Meta Description: Eksplorasi mendalam mengapa Bitcoin terjun bebas ke US$110.000 di tengah eskalasi perang dagang AS-China. Artikel ini mengungkap korelasi berbahaya antara geopolitik, pasar tradisional, dan aset kripto, serta mempertanyakan narasi 'safe haven' digital. Simak analisis lengkapnya.
China Balas Dendam, Bitcoin Tumbang: Kematangan Aset Digital atau Bukti Rapuhnya Fondasi?

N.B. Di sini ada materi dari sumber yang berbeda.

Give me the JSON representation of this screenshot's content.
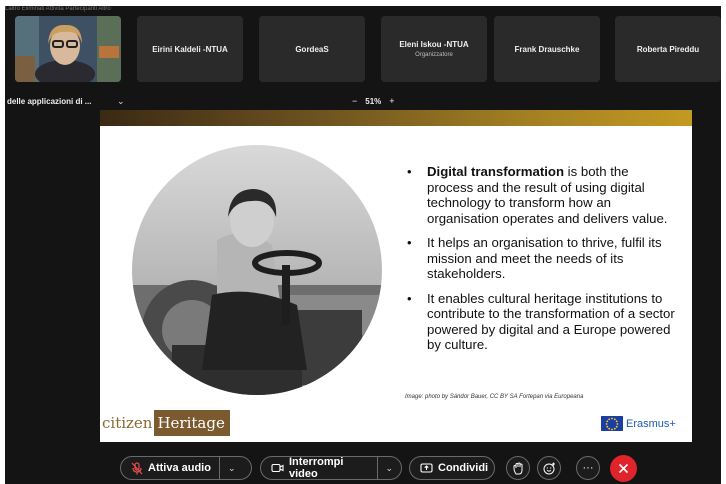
{
  "top_strip_text": "Laltro   Eliminati   Attività   Partecipanti   Altro",
  "participants": [
    {
      "name": "",
      "role": "",
      "video": true
    },
    {
      "name": "Eirini Kaldeli -NTUA",
      "role": ""
    },
    {
      "name": "GordeaS",
      "role": ""
    },
    {
      "name": "Eleni Iskou -NTUA",
      "role": "Organizzatore"
    },
    {
      "name": "Frank Drauschke",
      "role": ""
    },
    {
      "name": "Roberta Pireddu",
      "role": ""
    }
  ],
  "share": {
    "title": "delle applicazioni di ...",
    "zoom_out_label": "−",
    "zoom_value": "51%",
    "zoom_in_label": "+"
  },
  "slide": {
    "bullets": [
      {
        "bold": "Digital transformation",
        "text": " is both the process and the result of using digital technology to transform how an organisation operates and delivers value."
      },
      {
        "bold": "",
        "text": "It helps an organisation to thrive, fulfil its mission and meet the needs of its stakeholders."
      },
      {
        "bold": "",
        "text": "It enables cultural heritage institutions to contribute to the transformation of a sector powered by digital and a Europe powered by culture."
      }
    ],
    "image_credit": "Image: photo by Sándor Bauer, CC BY SA Fortepan via Europeana",
    "logo_left_a": "citizen",
    "logo_left_b": "Heritage",
    "logo_right": "Erasmus+"
  },
  "controls": {
    "audio_label": "Attiva audio",
    "video_label": "Interrompi video",
    "share_label": "Condividi",
    "more_label": "···"
  },
  "colors": {
    "background": "#141414",
    "tile": "#2a2a2a",
    "end_call": "#e0242b",
    "slide_band": "#a07d22",
    "erasmus_blue": "#1c5bb5"
  }
}
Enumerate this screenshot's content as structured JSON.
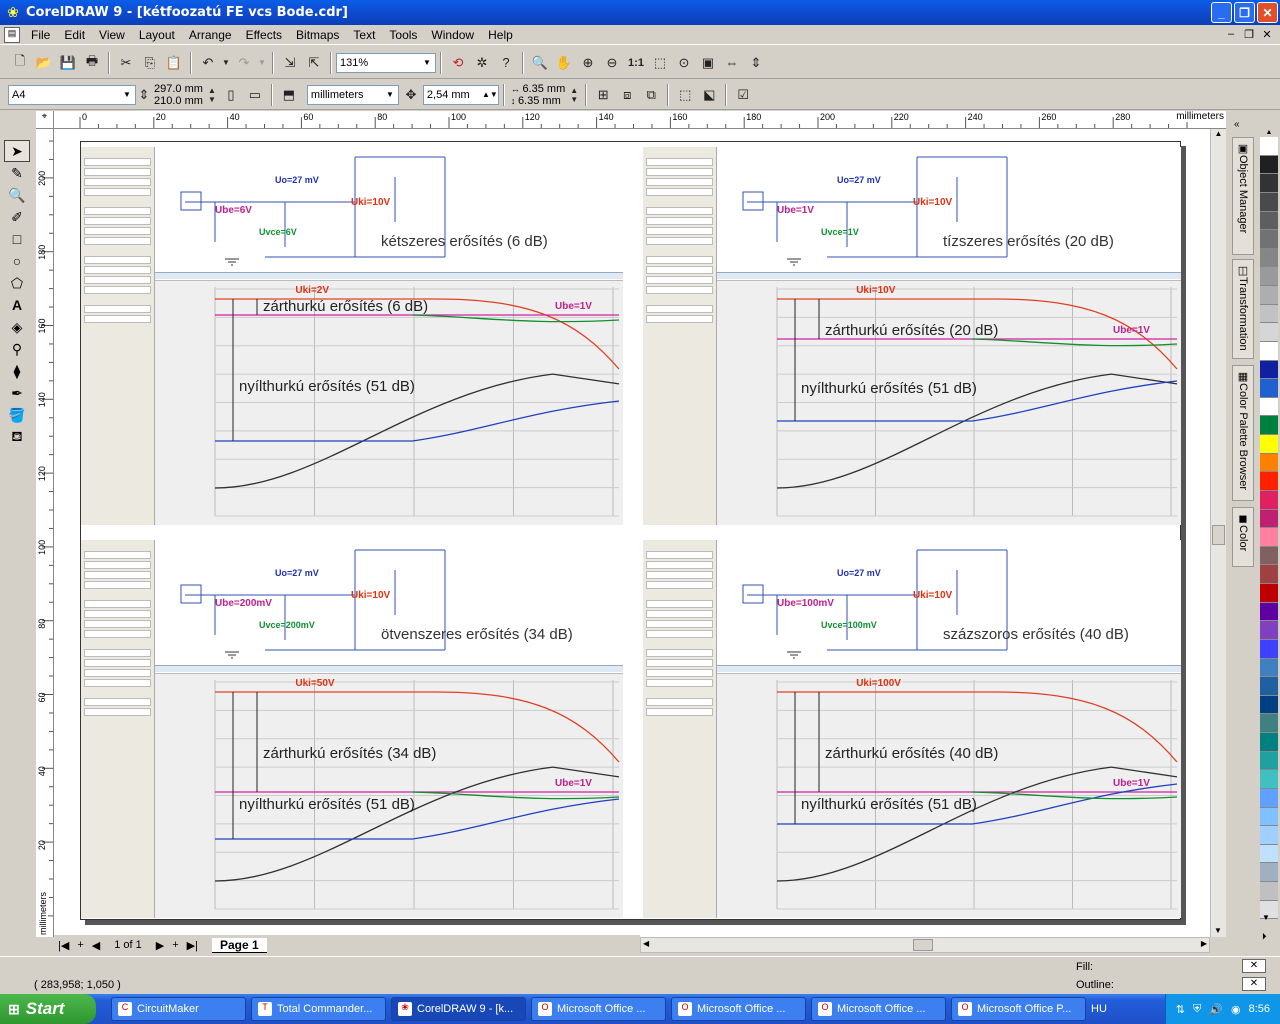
{
  "window": {
    "title": "CorelDRAW 9 - [kétfoozatú FE vcs Bode.cdr]"
  },
  "menu": [
    "File",
    "Edit",
    "View",
    "Layout",
    "Arrange",
    "Effects",
    "Bitmaps",
    "Text",
    "Tools",
    "Window",
    "Help"
  ],
  "toolbar": {
    "zoom": "131%"
  },
  "propbar": {
    "paper": "A4",
    "width": "297.0 mm",
    "height": "210.0 mm",
    "units": "millimeters",
    "nudge": "2,54 mm",
    "dup_x": "6.35 mm",
    "dup_y": "6.35 mm"
  },
  "ruler": {
    "unit": "millimeters",
    "h_ticks": [
      "0",
      "20",
      "40",
      "60",
      "80",
      "100",
      "120",
      "140",
      "160",
      "180",
      "200",
      "220",
      "240",
      "260",
      "280"
    ],
    "v_ticks": [
      "200",
      "180",
      "160",
      "140",
      "120",
      "100",
      "80",
      "60",
      "40",
      "20"
    ],
    "v_unit": "millimeters"
  },
  "panels": [
    {
      "caption": "kétszeres erősítés (6 dB)",
      "uki": "Uki=2V",
      "ube": "Ube=1V",
      "closed": "zárthurkú erősítés (6 dB)",
      "open": "nyílthurkú erősítés (51 dB)",
      "uo": "Uo=27 mV",
      "ube_s": "Ube=6V",
      "uvce": "Uvce=6V",
      "uki_s": "Uki=10V"
    },
    {
      "caption": "tízszeres erősítés (20 dB)",
      "uki": "Uki=10V",
      "ube": "Ube=1V",
      "closed": "zárthurkú erősítés (20 dB)",
      "open": "nyílthurkú erősítés (51 dB)",
      "uo": "Uo=27 mV",
      "ube_s": "Ube=1V",
      "uvce": "Uvce=1V",
      "uki_s": "Uki=10V"
    },
    {
      "caption": "ötvenszeres erősítés (34 dB)",
      "uki": "Uki=50V",
      "ube": "Ube=1V",
      "closed": "zárthurkú erősítés (34 dB)",
      "open": "nyílthurkú erősítés (51 dB)",
      "uo": "Uo=27 mV",
      "ube_s": "Ube=200mV",
      "uvce": "Uvce=200mV",
      "uki_s": "Uki=10V"
    },
    {
      "caption": "százszoros erősítés (40 dB)",
      "uki": "Uki=100V",
      "ube": "Ube=1V",
      "closed": "zárthurkú erősítés (40 dB)",
      "open": "nyílthurkú erősítés (51 dB)",
      "uo": "Uo=27 mV",
      "ube_s": "Ube=100mV",
      "uvce": "Uvce=100mV",
      "uki_s": "Uki=10V"
    }
  ],
  "pagenav": {
    "count": "1 of 1",
    "tab": "Page 1"
  },
  "dockers": [
    "Object Manager",
    "Transformation",
    "Color Palette Browser",
    "Color"
  ],
  "palette": [
    "#ffffff",
    "#202020",
    "#333333",
    "#4a4a4a",
    "#5e5e5e",
    "#727272",
    "#868686",
    "#9a9a9a",
    "#aeaeae",
    "#c2c2c2",
    "#d6d6d6",
    "#ffffff",
    "#1020a0",
    "#2060d0",
    "#ffffff",
    "#008040",
    "#ffff00",
    "#ff8000",
    "#ff2000",
    "#e02060",
    "#c02070",
    "#ff80a0",
    "#806060",
    "#a04040",
    "#c00000",
    "#6000a0",
    "#8040c0",
    "#4040ff",
    "#4080c0",
    "#2060a0",
    "#004080",
    "#408080",
    "#008080",
    "#20a0a0",
    "#40c0c0",
    "#60a0ff",
    "#80c0ff",
    "#a0d0ff",
    "#c0e0ff",
    "#a0b0c0",
    "#c0c0c0",
    "#e0e0e0"
  ],
  "status": {
    "coords": "( 283,958; 1,050 )",
    "fill": "Fill:",
    "outline": "Outline:"
  },
  "taskbar": {
    "start": "Start",
    "tasks": [
      "CircuitMaker",
      "Total Commander...",
      "CorelDRAW 9 - [k...",
      "Microsoft Office ...",
      "Microsoft Office ...",
      "Microsoft Office ...",
      "Microsoft Office P..."
    ],
    "lang": "HU",
    "clock": "8:56"
  }
}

JAKARTA - Dalam sebuah kejutan yang seharusnya tidak mengejutkan, pasar kripto kembali berdarah-darah. Bitcoin (BTC), sang "raja aset digital," tercatat kembali merosot ke level US$110.000 pada Selasa (14/10), menghapus semua keuntungan yang sempat diraih awal pekan. Pemicunya? Sebuah headline yang terasa sangat analog dan klasik: perang dagang.

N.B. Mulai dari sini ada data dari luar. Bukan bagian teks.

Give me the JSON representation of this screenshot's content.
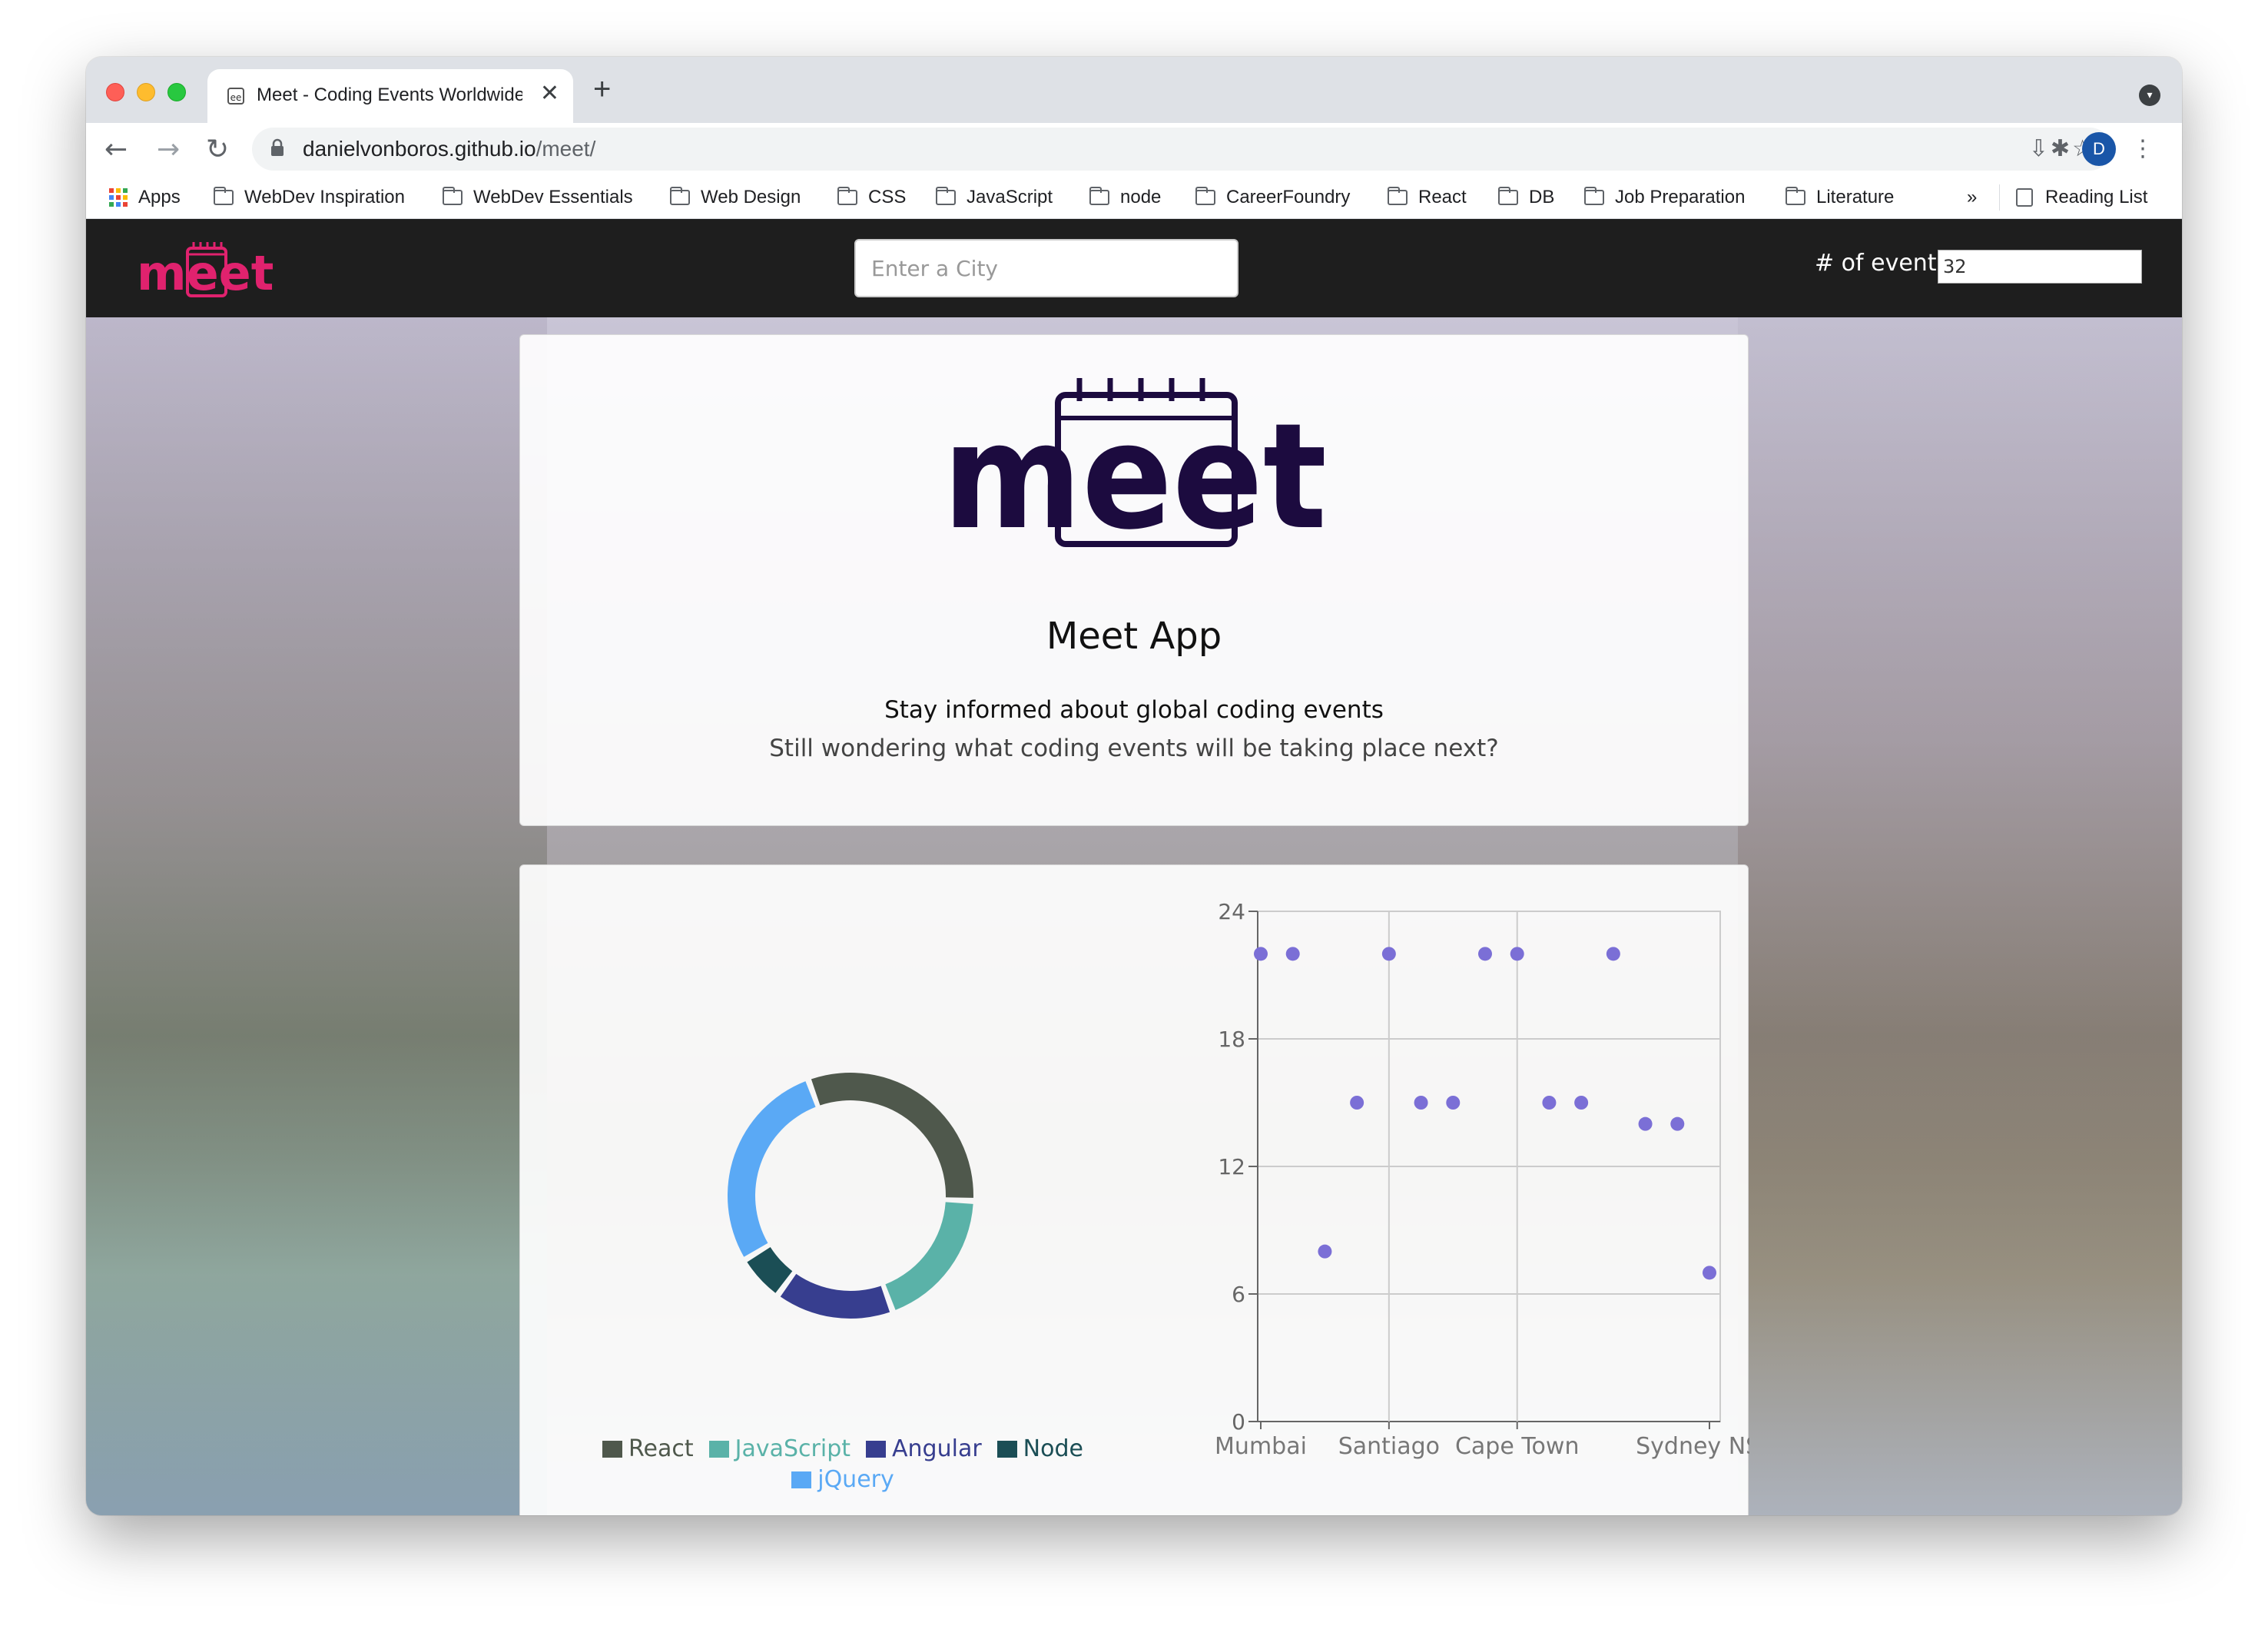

China, dengan presisi yang mematikan, telah membalas ancaman tarif impor baru dari pemerintahan Presiden AS Donald Trump. Bukan hanya dengan tarif timbal balik, tetapi dengan senjata yang lebih tajam: pembatasan terhadap lima perusahaan AS yang terkait dengan galangan kapal raksasa Korea Selatan. Ancaman lebih lanjut masih menggantung di udara. Reaksi pasar pun serempak dan brutal: jual! Jual segala sesuatu yang berbau risiko.

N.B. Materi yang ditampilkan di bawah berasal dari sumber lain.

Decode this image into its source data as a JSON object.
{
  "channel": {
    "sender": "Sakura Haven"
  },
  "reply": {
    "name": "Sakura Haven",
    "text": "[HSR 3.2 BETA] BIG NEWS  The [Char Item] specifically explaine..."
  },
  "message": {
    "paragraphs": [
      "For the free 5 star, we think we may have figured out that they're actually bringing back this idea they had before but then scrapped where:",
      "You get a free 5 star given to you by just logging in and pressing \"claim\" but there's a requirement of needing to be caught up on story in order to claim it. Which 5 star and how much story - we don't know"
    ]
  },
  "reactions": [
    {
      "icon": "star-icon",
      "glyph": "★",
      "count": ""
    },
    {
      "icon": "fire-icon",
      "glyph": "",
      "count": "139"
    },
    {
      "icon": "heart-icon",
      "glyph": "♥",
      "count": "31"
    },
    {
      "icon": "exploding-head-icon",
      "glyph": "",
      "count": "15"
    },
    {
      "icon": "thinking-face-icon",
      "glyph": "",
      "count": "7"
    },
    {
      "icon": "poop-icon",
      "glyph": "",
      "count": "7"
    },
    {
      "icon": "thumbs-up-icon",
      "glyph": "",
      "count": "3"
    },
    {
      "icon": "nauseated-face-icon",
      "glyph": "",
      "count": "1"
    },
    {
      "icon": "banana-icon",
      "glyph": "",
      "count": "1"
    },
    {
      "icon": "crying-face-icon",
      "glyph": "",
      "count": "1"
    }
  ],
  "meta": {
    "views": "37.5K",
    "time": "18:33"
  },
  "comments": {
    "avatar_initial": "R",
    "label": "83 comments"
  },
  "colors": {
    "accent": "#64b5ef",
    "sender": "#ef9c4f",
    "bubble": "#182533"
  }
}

Lalu, di manakah posisi Bitcoin? Aset yang digadang-gadang sebagai "emas digital" dan "lindung nilai" di tengah gejolak itu justru terjungkal lebih dalam, mengekor pada jatuhnya indeks saham AS seperti S&P 500 dan Nasdaq 100. Penurunan ini bukan hanya tentang angka; ini adalah pukulan telak bagi narasi besar yang membungkus kripto selama bertahun-tahun. Jika Bitcoin benar-benar merupakan penyelamat dari badai ekonomi tradisional, mengapa ia justru tenggelam dalam badai yang sama?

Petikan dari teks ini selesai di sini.